Artists Chris Chafe (music), Nikolaos Hanselmann (visuals) and Greg Niemeyer (cook) have collaborated on the project, a weirdly compelling piece that consists of five plastic cases that look a bit like old-fashioned covered cake stands with wires and tubes attached. In each case is a plate with a pile of tomatoes -- several varieties, sizes and colors. As the tomatoes ripen, they emit CO2 and the instruments measure the changing gas levels.

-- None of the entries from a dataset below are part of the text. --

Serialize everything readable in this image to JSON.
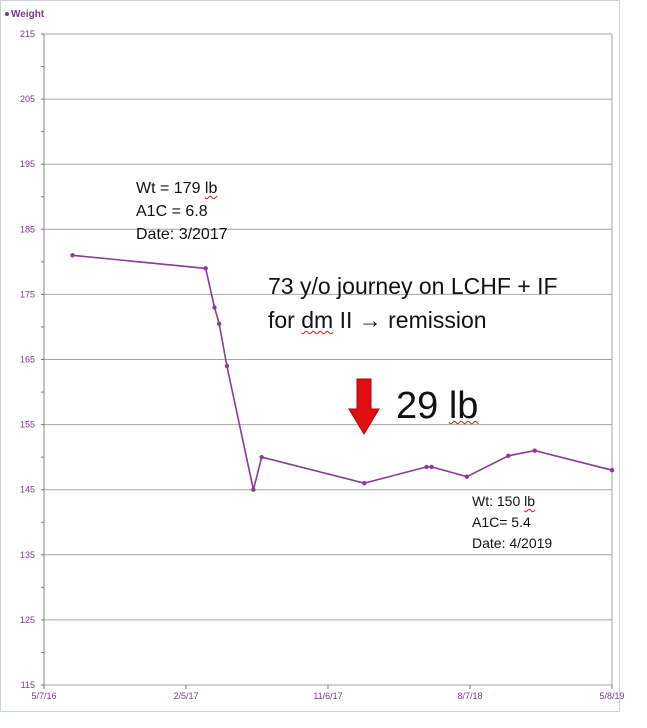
{
  "chart_data": {
    "type": "line",
    "title": "",
    "xlabel": "",
    "ylabel": "",
    "series": [
      {
        "name": "Weight",
        "color": "#8b3a9a",
        "points": [
          {
            "x": "2016-07-01",
            "y": 181
          },
          {
            "x": "2017-03-15",
            "y": 179
          },
          {
            "x": "2017-04-01",
            "y": 173
          },
          {
            "x": "2017-04-10",
            "y": 170.5
          },
          {
            "x": "2017-04-25",
            "y": 164
          },
          {
            "x": "2017-06-15",
            "y": 145
          },
          {
            "x": "2017-07-01",
            "y": 150
          },
          {
            "x": "2018-01-15",
            "y": 146
          },
          {
            "x": "2018-05-15",
            "y": 148.5
          },
          {
            "x": "2018-05-25",
            "y": 148.5
          },
          {
            "x": "2018-08-01",
            "y": 147
          },
          {
            "x": "2018-10-20",
            "y": 150.2
          },
          {
            "x": "2018-12-10",
            "y": 151
          },
          {
            "x": "2019-05-08",
            "y": 148
          }
        ]
      }
    ],
    "ylim": [
      115,
      215
    ],
    "yticks": [
      115,
      125,
      135,
      145,
      155,
      165,
      175,
      185,
      195,
      205,
      215
    ],
    "xlim": [
      "2016-05-07",
      "2019-05-08"
    ],
    "xticks": [
      {
        "value": "2016-05-07",
        "label": "5/7/16"
      },
      {
        "value": "2017-02-05",
        "label": "2/5/17"
      },
      {
        "value": "2017-11-06",
        "label": "11/6/17"
      },
      {
        "value": "2018-08-07",
        "label": "8/7/18"
      },
      {
        "value": "2019-05-08",
        "label": "5/8/19"
      }
    ],
    "grid": true,
    "legend": "top-left"
  },
  "legend_label": "Weight",
  "annotations": {
    "start": {
      "line1_prefix": "Wt = 179 ",
      "line1_unit": "lb",
      "line2": "A1C = 6.8",
      "line3": "Date: 3/2017"
    },
    "title": {
      "line1": "73 y/o journey on LCHF + IF",
      "line2_prefix": "for ",
      "line2_squiggle": "dm",
      "line2_suffix": " II → remission"
    },
    "loss": {
      "value": "29 ",
      "unit": "lb"
    },
    "end": {
      "line1_prefix": "Wt: 150 ",
      "line1_unit": "lb",
      "line2": "A1C= 5.4",
      "line3": "Date: 4/2019"
    }
  },
  "colors": {
    "line": "#8b3a9a",
    "tick_text": "#7a3a87",
    "grid": "#a6a6a6",
    "arrow": "#e01010"
  }
}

The changes are continuously graphed visually and sonically, so you see on the wall projection a flow of colored triangles from each of five circles representing the tomato cases. And you hear a musical soundtrack -- when I was there, a steady squeaky-hamster-wheel sound was the bass note, punctuated by erratic sharp pings and long, slow waves of a kind of wind-in-big-pipes moaning. You can blow oxygen into a tube attached to each case if you like, aiding and abetting the ripening.
The gallery handout says what we’re witnessing is ‘climacteric respiration’; if you’ve ever sat in a forest or a garden and sensed the plants breathing, you’ll appreciate how the exhibit heightens and celebrates this sensation. And if you come on Friday, you’ll get to eat pasta with sauce made from the tomatoes in the work.